Thursday, July 12

Recently Acquired Skills are Hair-raising.


Afton is very involved in her own dinnertime cleanup.


A non-posed shot of Annika eating ice cream. Really, it wasn't posed!!


My mom with the girls. Don't ask me what Annika is doing.

Thanks for the good wishes. We are on the other side of yucky sicknesses now and looking forward to a brief stretch of good health.

On to the more disturbing portion of my life right now: Afton can climb into her crib unassisted.
"Now wait a second, Karie, isn't that a good thing?"
Well yes, it is for my mother, for whom getting a 30 lb. grandchild into bed was a difficulty when she would babysit. On the other hand, Mat and I are brawny beings, having spawned from the same stock that produced Vikings and other such fearless warriors. Tossing a 30 lb. child into her crib at night was never a problem.

Enter our genetics. Afton has inherited the same fearlessness as her warrior-like ancestors. She will climb anything she can get a toehold on. Being that there is a rocking armchair next to her crib, she ascends the chair, stands on the arm (which wobbles, since it's a *rocking* chair), and hoists one short, chubby leg over the lowered rail of her crib and ponderously swings her little self in.

Then Mat taught her how to climb out. I may have to start dyeing my hair in an attempt to cover the sudden onslaught of gray as I picture her falling out. Worse, we found out yesterday that she can get into the crib when the side is raised. This means that my youngest child is risking life and limb (well, maybe just limb) four feet above the ground to get into her bed. And she's got her sister climbing in too.

You see, I wanted to go gray gracefully--a hair here, a lock there, something more distinguished than gray all at once because my kids have a sudden interest in extreme toddler sports.

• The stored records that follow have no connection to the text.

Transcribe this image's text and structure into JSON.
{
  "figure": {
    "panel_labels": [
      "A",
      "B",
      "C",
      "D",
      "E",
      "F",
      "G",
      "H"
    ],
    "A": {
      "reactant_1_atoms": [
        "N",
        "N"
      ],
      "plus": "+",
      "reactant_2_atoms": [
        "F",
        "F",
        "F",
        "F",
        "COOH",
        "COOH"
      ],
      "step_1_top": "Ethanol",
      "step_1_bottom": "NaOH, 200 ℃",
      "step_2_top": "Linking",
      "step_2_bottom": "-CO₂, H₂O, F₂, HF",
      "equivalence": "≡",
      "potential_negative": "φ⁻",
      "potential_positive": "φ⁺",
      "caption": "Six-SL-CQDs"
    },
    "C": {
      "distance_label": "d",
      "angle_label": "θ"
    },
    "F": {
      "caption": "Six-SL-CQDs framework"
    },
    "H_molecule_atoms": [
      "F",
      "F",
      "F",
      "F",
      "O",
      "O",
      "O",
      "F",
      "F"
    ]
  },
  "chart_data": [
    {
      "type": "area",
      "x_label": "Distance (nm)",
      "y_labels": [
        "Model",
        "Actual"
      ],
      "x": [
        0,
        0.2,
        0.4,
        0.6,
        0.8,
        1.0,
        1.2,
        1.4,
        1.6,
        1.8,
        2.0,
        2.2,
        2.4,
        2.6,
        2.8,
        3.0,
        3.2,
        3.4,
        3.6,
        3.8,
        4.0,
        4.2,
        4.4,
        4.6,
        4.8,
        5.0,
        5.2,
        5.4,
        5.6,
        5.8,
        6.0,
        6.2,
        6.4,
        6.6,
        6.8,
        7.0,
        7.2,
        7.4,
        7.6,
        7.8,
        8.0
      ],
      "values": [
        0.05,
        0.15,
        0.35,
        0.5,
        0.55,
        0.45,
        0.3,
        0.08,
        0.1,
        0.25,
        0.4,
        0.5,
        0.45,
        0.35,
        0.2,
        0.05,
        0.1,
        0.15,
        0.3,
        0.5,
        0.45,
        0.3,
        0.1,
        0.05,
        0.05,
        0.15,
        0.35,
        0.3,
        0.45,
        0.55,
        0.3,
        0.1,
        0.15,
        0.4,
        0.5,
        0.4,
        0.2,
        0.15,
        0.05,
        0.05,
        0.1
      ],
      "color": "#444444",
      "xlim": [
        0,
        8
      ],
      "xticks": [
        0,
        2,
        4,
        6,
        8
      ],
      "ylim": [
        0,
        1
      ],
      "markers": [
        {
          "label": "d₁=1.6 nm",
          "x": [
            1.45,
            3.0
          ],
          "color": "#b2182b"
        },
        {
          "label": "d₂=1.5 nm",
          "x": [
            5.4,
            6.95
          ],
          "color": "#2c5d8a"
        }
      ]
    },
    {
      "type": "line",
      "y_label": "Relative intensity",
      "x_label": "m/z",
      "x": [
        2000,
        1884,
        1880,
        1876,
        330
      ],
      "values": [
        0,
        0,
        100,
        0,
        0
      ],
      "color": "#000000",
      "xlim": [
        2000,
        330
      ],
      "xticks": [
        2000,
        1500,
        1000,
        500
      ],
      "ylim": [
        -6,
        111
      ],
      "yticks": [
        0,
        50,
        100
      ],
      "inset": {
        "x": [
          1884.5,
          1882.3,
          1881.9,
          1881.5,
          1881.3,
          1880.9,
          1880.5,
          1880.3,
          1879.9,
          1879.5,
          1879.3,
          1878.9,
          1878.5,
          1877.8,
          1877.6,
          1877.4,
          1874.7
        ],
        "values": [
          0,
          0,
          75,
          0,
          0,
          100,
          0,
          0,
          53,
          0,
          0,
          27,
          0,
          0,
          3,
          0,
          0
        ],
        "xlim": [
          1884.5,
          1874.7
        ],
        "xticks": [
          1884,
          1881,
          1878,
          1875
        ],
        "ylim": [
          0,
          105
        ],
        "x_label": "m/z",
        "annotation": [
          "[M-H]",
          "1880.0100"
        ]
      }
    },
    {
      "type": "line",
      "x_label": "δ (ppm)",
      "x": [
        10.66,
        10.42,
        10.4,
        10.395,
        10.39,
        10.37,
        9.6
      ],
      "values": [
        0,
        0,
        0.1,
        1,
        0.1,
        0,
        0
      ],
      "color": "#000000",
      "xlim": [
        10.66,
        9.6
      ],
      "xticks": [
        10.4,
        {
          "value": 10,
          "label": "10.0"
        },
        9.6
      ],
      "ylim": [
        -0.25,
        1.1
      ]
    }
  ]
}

Mat says people will laugh at me when I post this, so I must include this caveat: One of my greatest fears is falling from heights.

My next greatest fear, recently acquired, is of my children falling from heights. The end.

4 comments:

Cami said...

Heights are rather scary when you picture children falling from them. My kids never climbed out of cribs until I put a perfectly positioned dresser right next to it. Anyway, now they are in beds, of course. Good luck with all of that. Cute pics!

Unknown said...

I'm afraid of heights, too.

Anyway, one thing I learned from life (so far) is how amazing it is that no matter how crazy and daring kids are...they somehow make it to adulthood.

So much for Darwanism...

SWILUA said...

I used to have these horrible nightmares that Sam would suddenly learn to climb out of his crib exactly when his room was a mess and he would impale himself on one of the MANY things that I had been too lazy to clean up! ACK!

(He's in a big boy bed now, though; the new problem is keeping him there through the night!)

Anonymous said...

Well put, vladtech! You know we got that tent for Markus's crib for that exact reason. After my C-section and Michael gone nights, I couldn't risk having Markus wondering the house. It worked well on the transition to the toddler bed too.